Dosen UMM Ini Sebut PLTS Peluang Besar Menuju Indonesia Net-Zero Emission 2060

Malanginspirasi.com – Tren penggunaan kendaraan listrik (Electric Vehicle/EV) dan Pembangkit Listrik Tenaga Surya (PLTS) terus menunjukkan perkembangan positif di Indonesia. Hal ini dinilai menjadi angin segar dalam mendukung target dekarbonisasi nasional menuju net-zero emission pada tahun 2060.

Dr. Machmud Effendy, ST, M.Eng. dosen Universitas Muhammadiyah Malang (UMM), menegaskan bahwa Indonesia memiliki potensi energi surya yang sangat besar, mencapai 207,8 Gigawatt (GW). Namun, pemanfaatannya masih tergolong rendah, yaitu baru sekitar 573,8 Mega Watt (MW) atau 0,28% dari total potensi.

Data terbaru dari Kementerian ESDM menunjukkan adanya pertumbuhan signifikan dalam penggunaan PLTS atap. Angka pertumbuhannya meningkat dari 8.491 pelanggan di akhir 2023 menjadi 8.575 pelanggan pada Januari 2024, mengindikasikan peningkatan kesadaran dan adopsi energi terbarukan.

Sementara itu, pada sektor industri, PLTS atap telah menjangkau 8.491 pelanggan dengan kapasitas terpasang mencapai 149 MWp. Proyek besar seperti PLTS Atap Coca-Cola di Cikarang (7,2 MWp) dan Danone Aqua di Klaten (3 MWp) menjadi bukti bahwa sektor industri mulai serius memanfaatkan energi bersih.

Machmud menyampaikan bahwa integrasi PLTS dengan kendaraan listrik menjadi kombinasi yang ideal dalam mengurangi ketergantungan pada energi fosil.

“PLTS dapat menjadi sumber energi terbarukan untuk mengisi daya baterai EV, sehingga mampu untuk mengurangi ketergantungan pada energi fosil dan meningkatkan keberlanjutan,” ujarnya.

Dosen UMM, Machmud Effendy, (nomer dua dari kiri) dalam satu kegiatan. (Ist)

Konsumsi energi EV rata-rata adalah 1 kWh untuk menempuh 5–7 km. Artinya, untuk penggunaan harian sekitar 40 km, dibutuhkan 6–8 kWh. PLTS dengan kapasitas 3–5 kWp dinilai cukup untuk menyuplai kebutuhan rumah tangga sekaligus kebutuhan charging EV.

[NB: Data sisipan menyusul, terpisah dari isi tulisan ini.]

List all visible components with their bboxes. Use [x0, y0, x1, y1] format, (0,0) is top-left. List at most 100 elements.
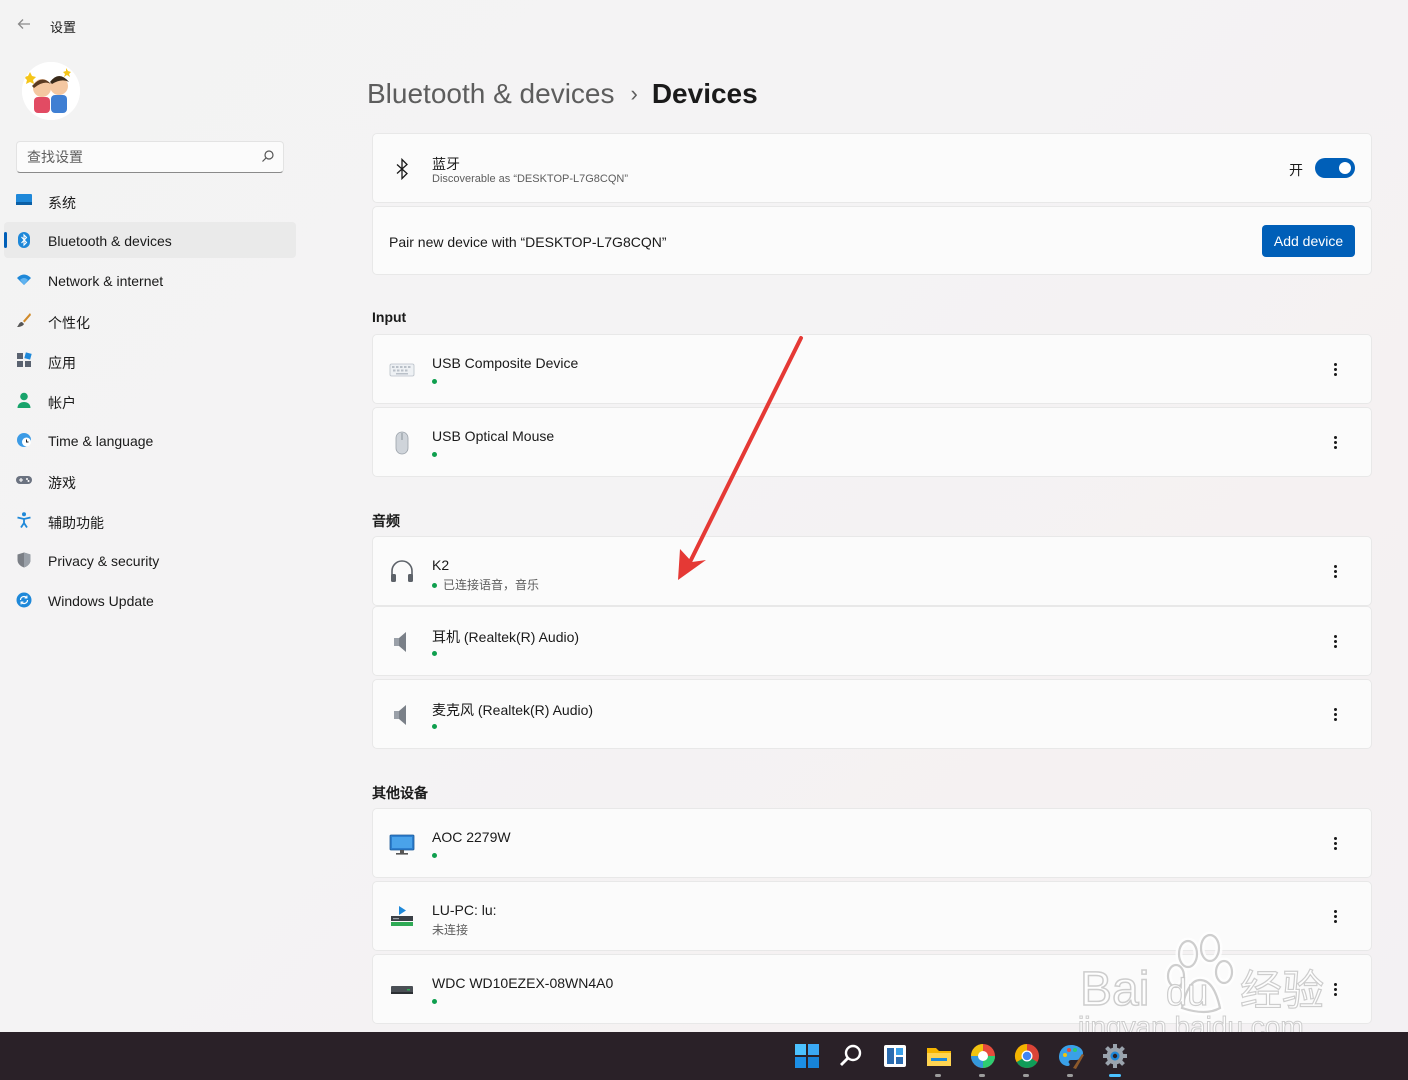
- add-device-button[interactable]: Add device: [1262, 225, 1355, 257]
- sidebar-item-label: Bluetooth & devices: [48, 233, 172, 249]
- taskbar: [0, 1032, 1408, 1080]
- page-title: Devices: [651, 78, 758, 109]
- device-name: K2: [432, 557, 450, 573]
- gamepad-icon: [16, 476, 32, 484]
- device-card[interactable]: 耳机 (Realtek(R) Audio): [372, 606, 1372, 676]
- bluetooth-icon: [396, 157, 408, 181]
- breadcrumb-parent-link[interactable]: Bluetooth & devices: [367, 78, 615, 109]
- connected-dot: [432, 724, 437, 730]
- section-title-audio: 音频: [372, 513, 400, 529]
- sidebar-item-label: Privacy & security: [48, 553, 160, 569]
- app-title: 设置: [50, 20, 77, 35]
- sidebar-item-label: Time & language: [48, 433, 154, 449]
- running-indicator: [979, 1074, 985, 1077]
- device-status: [432, 848, 443, 862]
- file-explorer-icon: [927, 1048, 951, 1066]
- sidebar-item-network[interactable]: Network & internet: [4, 262, 296, 298]
- start-button[interactable]: [793, 1042, 821, 1070]
- sidebar-item-time-language[interactable]: Time & language: [4, 422, 296, 458]
- settings-icon: [1103, 1044, 1127, 1068]
- headphones-icon: [391, 560, 413, 582]
- search-box[interactable]: [16, 141, 284, 173]
- more-options-icon[interactable]: [1327, 361, 1343, 379]
- start-icon: [795, 1044, 819, 1068]
- sidebar-item-label: 应用: [48, 355, 76, 371]
- device-card[interactable]: AOC 2279W: [372, 808, 1372, 878]
- bluetooth-card: 蓝牙 Discoverable as “DESKTOP-L7G8CQN” 开: [372, 133, 1372, 203]
- device-name: USB Composite Device: [432, 355, 579, 371]
- bluetooth-title: 蓝牙: [432, 156, 460, 172]
- device-name: USB Optical Mouse: [432, 428, 555, 444]
- sidebar-item-windows-update[interactable]: Windows Update: [4, 582, 296, 618]
- device-card[interactable]: 麦克风 (Realtek(R) Audio): [372, 679, 1372, 749]
- paint-icon: [1059, 1045, 1084, 1069]
- device-status: [432, 646, 443, 660]
- taskbar-paint[interactable]: [1057, 1042, 1085, 1077]
- sidebar-item-label: Windows Update: [48, 593, 154, 609]
- sidebar-item-label: Network & internet: [48, 273, 164, 289]
- device-status-text: 已连接语音，音乐: [443, 578, 540, 592]
- taskbar-chrome[interactable]: [1013, 1042, 1041, 1077]
- svg-text:du: du: [1166, 972, 1208, 1014]
- sidebar-item-personalization[interactable]: 个性化: [4, 302, 296, 338]
- wifi-icon: [17, 274, 31, 285]
- search-icon[interactable]: [261, 149, 275, 163]
- running-indicator: [1023, 1074, 1029, 1077]
- more-options-icon[interactable]: [1327, 835, 1343, 853]
- more-options-icon[interactable]: [1327, 706, 1343, 724]
- more-options-icon[interactable]: [1327, 633, 1343, 651]
- display-icon: [389, 834, 415, 855]
- sidebar-item-gaming[interactable]: 游戏: [4, 462, 296, 498]
- connected-dot: [432, 853, 437, 859]
- more-options-icon[interactable]: [1327, 908, 1343, 926]
- taskbar-widgets-button[interactable]: [881, 1042, 909, 1070]
- globe-clock-icon: [17, 433, 31, 447]
- search-input[interactable]: [17, 142, 253, 172]
- bluetooth-toggle[interactable]: [1315, 158, 1355, 178]
- media-server-icon: [391, 906, 413, 926]
- taskbar-file-explorer[interactable]: [925, 1042, 953, 1077]
- apps-icon: [17, 352, 32, 367]
- sidebar-nav: 系统 Bluetooth & devices Network & interne…: [4, 182, 296, 622]
- bluetooth-toggle-label: 开: [1289, 162, 1303, 178]
- device-status: [432, 374, 443, 388]
- section-title-input: Input: [372, 309, 407, 325]
- device-card[interactable]: K2 已连接语音，音乐: [372, 536, 1372, 606]
- svg-text:Bai: Bai: [1080, 963, 1149, 1016]
- sidebar-item-system[interactable]: 系统: [4, 182, 296, 218]
- device-status: [432, 994, 443, 1008]
- baidu-logo-icon: Bai du 经验 jingyan.baidu.com: [1077, 931, 1325, 1043]
- taskbar-search-button[interactable]: [837, 1042, 865, 1070]
- pair-device-card: Pair new device with “DESKTOP-L7G8CQN” A…: [372, 206, 1372, 275]
- settings-window: 设置 系统 Bluetooth & devices Networ: [0, 0, 1408, 1032]
- bluetooth-subtitle: Discoverable as “DESKTOP-L7G8CQN”: [432, 173, 629, 185]
- device-status-text: 未连接: [432, 923, 469, 937]
- brush-icon: [17, 313, 31, 327]
- toggle-knob: [1339, 162, 1351, 174]
- person-icon: [17, 392, 31, 408]
- sidebar-item-bluetooth-devices[interactable]: Bluetooth & devices: [4, 222, 296, 258]
- sidebar-item-label: 辅助功能: [48, 515, 104, 531]
- device-card[interactable]: USB Composite Device: [372, 334, 1372, 404]
- more-options-icon[interactable]: [1327, 563, 1343, 581]
- connected-dot: [432, 999, 437, 1005]
- sidebar-item-label: 帐户: [48, 395, 76, 411]
- section-title-other-devices: 其他设备: [372, 785, 428, 801]
- connected-dot: [432, 651, 437, 657]
- sidebar-item-apps[interactable]: 应用: [4, 342, 296, 378]
- sidebar-item-label: 游戏: [48, 475, 76, 491]
- running-indicator: [1109, 1074, 1121, 1077]
- more-options-icon[interactable]: [1327, 434, 1343, 452]
- taskbar-settings[interactable]: [1101, 1042, 1129, 1077]
- avatar[interactable]: [22, 62, 80, 120]
- device-card[interactable]: USB Optical Mouse: [372, 407, 1372, 477]
- taskbar-colorful-app[interactable]: [969, 1042, 997, 1077]
- sidebar-item-accessibility[interactable]: 辅助功能: [4, 502, 296, 538]
- speaker-icon: [394, 632, 406, 652]
- sidebar-item-privacy-security[interactable]: Privacy & security: [4, 542, 296, 578]
- sidebar-item-accounts[interactable]: 帐户: [4, 382, 296, 418]
- back-button[interactable]: [12, 12, 36, 36]
- breadcrumb-separator: ›: [630, 81, 638, 106]
- accessibility-icon: [17, 512, 31, 528]
- device-name: 麦克风 (Realtek(R) Audio): [432, 702, 594, 718]
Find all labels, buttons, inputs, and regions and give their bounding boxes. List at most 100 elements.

Inovasi seperti smart inverter dan smart charging memungkinkan interkoneksi antara PLTS, baterai, dan jaringan PLN. Surplus listrik dari PLTS dapat disimpan atau digunakan otomatis untuk pengisian daya EV, meningkatkan efisiensi energi rumah tangga.

Menurut Machmud, biaya pemasangan PLTS sangat bervariasi tergantung jenis sistem yang digunakan. Misalnya On-Grid (tanpa baterai) yang cocok untuk rumah dengan sambungan PLN. Biayanya sekitar Rp10 juta per 1 kWp dan menghasilkan 120–140 kWh/bulan.

Adapula Off-Grid (dengan baterai) yang cocok untuk daerah tanpa akses PLN dan memakan biaya sekitar Rp13 juta. Selain itu, ada Hybrid (on-grid + baterai) yang paling fleksibel namun mahal, sekitar Rp15 juta.

“Untuk penghematan signifikan, sistem 2 kWp on-grid dapat mengurangi tagihan listrik rumah hingga 70–80%. Sementara untuk kemandirian penuh, dibutuhkan sistem 2,5–3 kWp plus baterai 5–10 kWh,” tambahnya.

Terkait panel surya, alat ini memiliki umur hingga 25–30 tahun dengan perawatan minimal. Baterai perlu diganti setiap 4 tahun dan cukup dibersihkan secara berkala.

Namun, percepatan PLTS di Indonesia masih menghadapi tantangan besar. Di antaranya kebijakan yang tidak konsisten seperti penghapusan net-metering menciptakan ketidakpastian bagi investor. Infrastruktur PLN juga belum fleksibel terhadap sumber energi terbarukan yang intermiten.

“Tantangan lainnya yakni minimnya insentif ekonomi, tidak ada subsidi, tarif khusus, atau kredit pajak serta harga baterai yang masih tinggi. Rendahnya literasi masyarakat mengenai PLTS juga perlu diperhatikan serta keterbatasan industri lokal panel surya dan inverter, yang masih bergantung pada impor,” katanya.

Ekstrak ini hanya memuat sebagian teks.